Bill discussed by SC State House would make it easier to get divorced

Published: Mar. 4, 2014 at 8:03 PM EST|Updated: Mar. 5, 2014 at 11:01 AM EST
Email This Link
Share on Pinterest
Share on LinkedIn

COLUMBIA, SC (WMBF) – South Carolina law states married couples who want to divorce must live separately for one year before they can file. Right now, the South Carolina State House is discussing a bill that would shorten that year-long separation requirement for couples wishing to end their marriage to 150 days.

The only exception to that one year law is if one party files a "divorce for cause" on the grounds of adultery, physical cruelty, or habitual drunkenness.

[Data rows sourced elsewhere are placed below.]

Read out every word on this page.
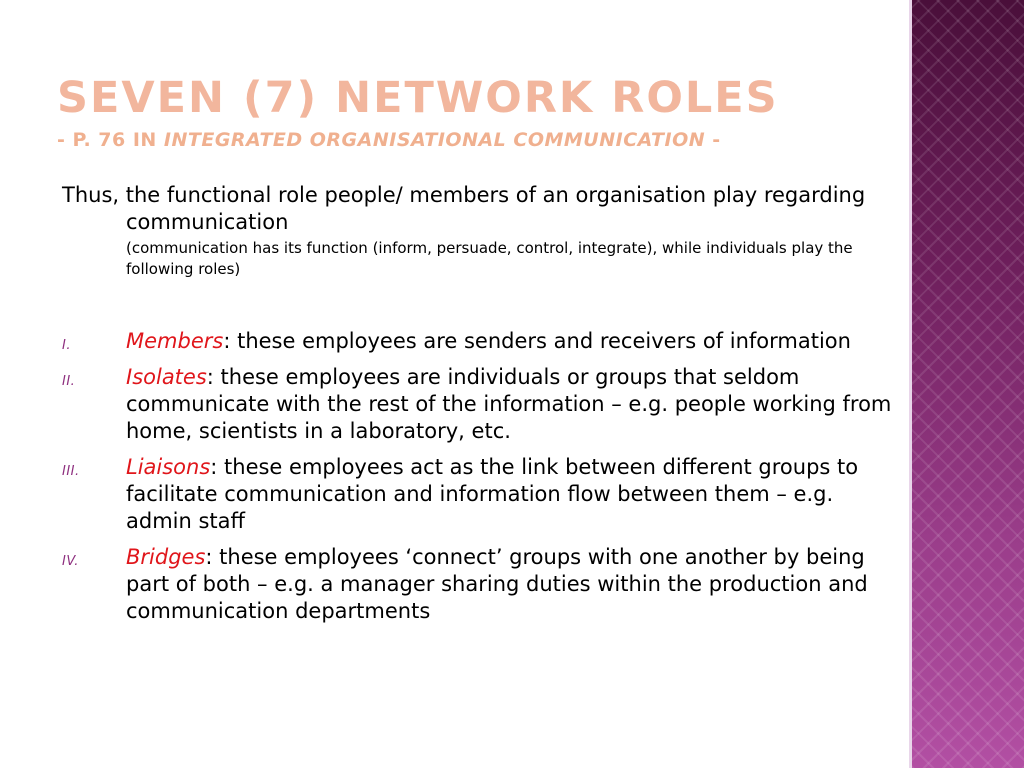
SEVEN (7) NETWORK ROLES
- P. 76 IN INTEGRATED ORGANISATIONAL COMMUNICATION -

Thus, the functional role people/ members of an organisation play regarding communication

(communication has its function (inform, persuade, control, integrate), while individuals play the following roles)

I.	Members: these employees are senders and receivers of information
II. Isolates: these employees are individuals or groups that seldom communicate with the rest of the information – e.g. people working from home, scientists in a laboratory, etc.
III. Liaisons: these employees act as the link between different groups to facilitate communication and information flow between them – e.g. admin staff
IV. Bridges: these employees ‘connect’ groups with one another by being part of both – e.g. a manager sharing duties within the production and communication departments
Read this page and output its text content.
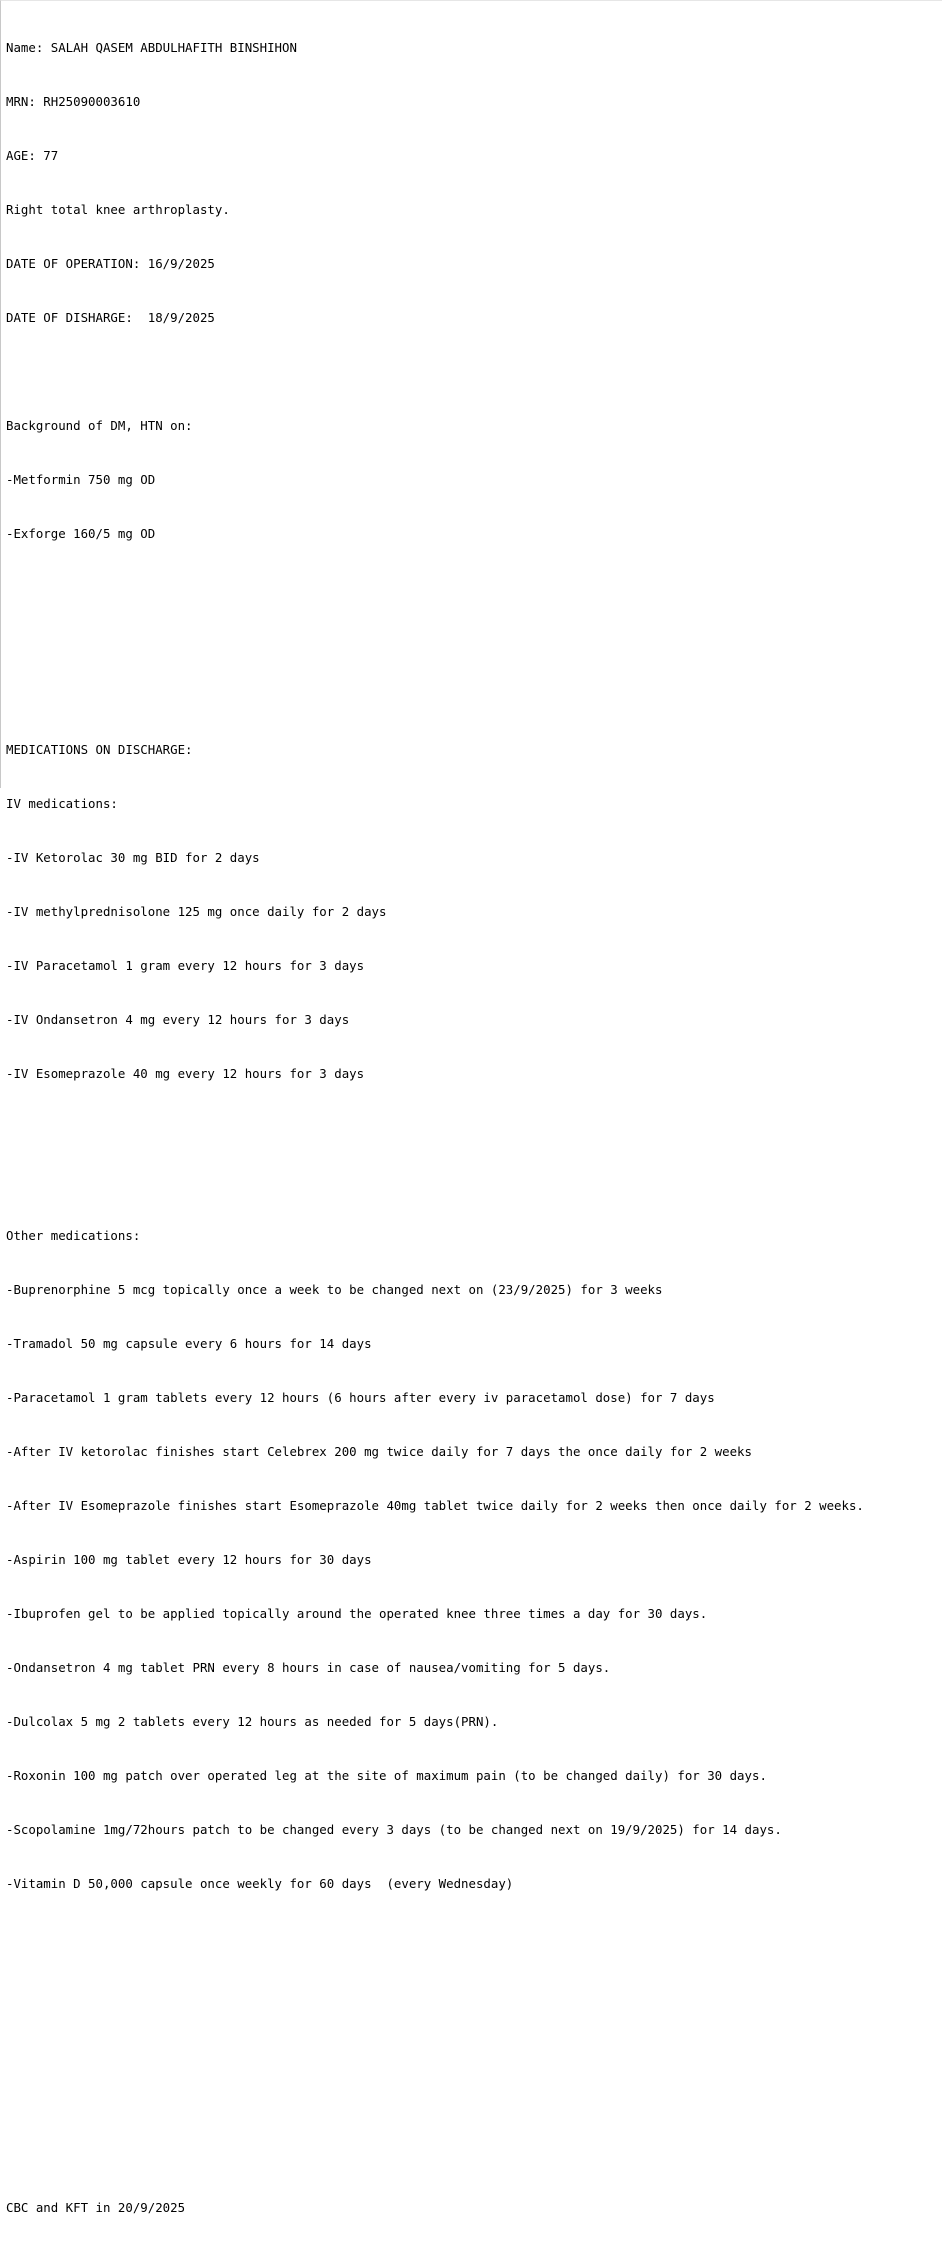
Name: SALAH QASEM ABDULHAFITH BINSHIHON

MRN: RH25090003610

AGE: 77

Right total knee arthroplasty.

DATE OF OPERATION: 16/9/2025

DATE OF DISHARGE:  18/9/2025

Background of DM, HTN on:

-Metformin 750 mg OD

-Exforge 160/5 mg OD

MEDICATIONS ON DISCHARGE:

IV medications:

-IV Ketorolac 30 mg BID for 2 days

-IV methylprednisolone 125 mg once daily for 2 days

-IV Paracetamol 1 gram every 12 hours for 3 days

-IV Ondansetron 4 mg every 12 hours for 3 days

-IV Esomeprazole 40 mg every 12 hours for 3 days

Other medications:

-Buprenorphine 5 mcg topically once a week to be changed next on (23/9/2025) for 3 weeks

-Tramadol 50 mg capsule every 6 hours for 14 days

-Paracetamol 1 gram tablets every 12 hours (6 hours after every iv paracetamol dose) for 7 days

-After IV ketorolac finishes start Celebrex 200 mg twice daily for 7 days the once daily for 2 weeks

-After IV Esomeprazole finishes start Esomeprazole 40mg tablet twice daily for 2 weeks then once daily for 2 weeks.

-Aspirin 100 mg tablet every 12 hours for 30 days

-Ibuprofen gel to be applied topically around the operated knee three times a day for 30 days.

-Ondansetron 4 mg tablet PRN every 8 hours in case of nausea/vomiting for 5 days.

-Dulcolax 5 mg 2 tablets every 12 hours as needed for 5 days(PRN).

-Roxonin 100 mg patch over operated leg at the site of maximum pain (to be changed daily) for 30 days.

-Scopolamine 1mg/72hours patch to be changed every 3 days (to be changed next on 19/9/2025) for 14 days.

-Vitamin D 50,000 capsule once weekly for 60 days  (every Wednesday)

CBC and KFT in 20/9/2025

The law is set in place with the hopes that the couple will reconcile and stay married. Angie Knight, Attorney at Law for the Grand Strand Law Group in Myrtle Beach, says in her eight years of practicing, she has seen that happen one time.

"Most couples who come into my office have already determined that marriage is not right for them," Knight says. "And so, the requirement for one year is onerous and difficult for them."

She says the rule leads to some people lying under oath about having lived separately for a year because it's difficult to support two households. "They're stuck. They're stuck in this life. Stuck in this situation for a full year."

The couples who are already in pain because of the divorce process often have children. "It's stressful on families; it's stressful on children," Knight continues. "It can sometimes cause domestic disturbances because they are tethered together. For that year, they aren't able to move on with their lives."

If the bill passes the State House, the measure still has to go before the SC Senate. If it passes there, it goes straight to the hands of the voters to decide.

"I think it's interesting to note that a lot of the legislatures who are supporting this bill are family law attorneys. It's because they see on a daily basis what the effect is for the one year separation."